Однако армейские части, брошенные на подавление мятежа, неожиданно перешли на сторону фалангистов, причиной чему, вероятно, послужила оплошность военного министерства, давно не платившего офицерам жалованья. Еще через два дня восстание перекинулось на соседние Галисию и Кантабрию, где лепешки из картофельной шелухи, с недавних пор почитавшиеся за деликатес, шли уже по восемь тысяч за штуку. К концу недели барбудос почти без боя вошли в Виторию и Бильбао. После дружественного визита советских транспортных кораблей “Иосиф Сталин” и “Лаврентий Берия” (с грузом подушек и одеял соответственно) у повстанцев появились легкие танки и тяжелая артиллерия.
Кампо еще колебался, вводить ли в Республике военное положение, когда коммунистический молох, промчавшись по всему северу страны, от Виго до Барселоны, медленно развернулся и двинулся на Мадрид.
В последние дни перед взятием Мадрида и падением Республики Авельянеда остался один посреди безлюдной Пласа-Майор, куда его переправили в самом начале красного мятежа.
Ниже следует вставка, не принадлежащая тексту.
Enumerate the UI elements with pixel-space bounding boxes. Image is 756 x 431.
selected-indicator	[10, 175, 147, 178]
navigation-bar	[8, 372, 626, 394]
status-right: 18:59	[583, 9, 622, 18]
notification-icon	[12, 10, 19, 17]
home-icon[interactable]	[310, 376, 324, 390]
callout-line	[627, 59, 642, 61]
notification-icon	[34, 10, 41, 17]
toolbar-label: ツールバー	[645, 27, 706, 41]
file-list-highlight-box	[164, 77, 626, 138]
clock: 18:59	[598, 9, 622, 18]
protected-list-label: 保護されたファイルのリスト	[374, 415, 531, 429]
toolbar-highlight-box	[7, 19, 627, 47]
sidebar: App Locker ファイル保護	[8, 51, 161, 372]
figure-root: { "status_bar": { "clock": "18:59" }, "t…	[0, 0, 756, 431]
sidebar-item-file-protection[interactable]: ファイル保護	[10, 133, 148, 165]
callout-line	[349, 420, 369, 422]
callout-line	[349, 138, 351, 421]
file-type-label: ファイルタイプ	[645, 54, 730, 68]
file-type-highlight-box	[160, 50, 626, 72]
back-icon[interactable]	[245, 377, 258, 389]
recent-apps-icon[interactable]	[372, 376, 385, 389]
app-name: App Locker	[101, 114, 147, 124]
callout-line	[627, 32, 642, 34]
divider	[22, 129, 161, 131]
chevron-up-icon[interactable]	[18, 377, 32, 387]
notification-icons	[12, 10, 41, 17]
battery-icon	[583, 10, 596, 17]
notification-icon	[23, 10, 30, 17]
Компанию ему составляли только Филипп III и его бронзовый Росинант – два заблудившихся во времени мертвеца, шагнувших из своего галантного семнадцатого столетия прямиком сюда, в охваченную апокалипсисом столицу. Старик держался молодцом, но конь выглядел испуганным. Всякий раз, когда за горизонтом ухали стамиллиметровые гаубицы, по его бронзовому челу пробегала едва заметная дрожь, а застывшее в воздухе копыто норовило с силой опуститься на белокаменный пьедестал. Казалось, еще немного, и конь не выдержит, сиганет на булыжную мостовую и с медным грохотом понесется прочь, поднимая на скаку тучу белесой мраморной пыли.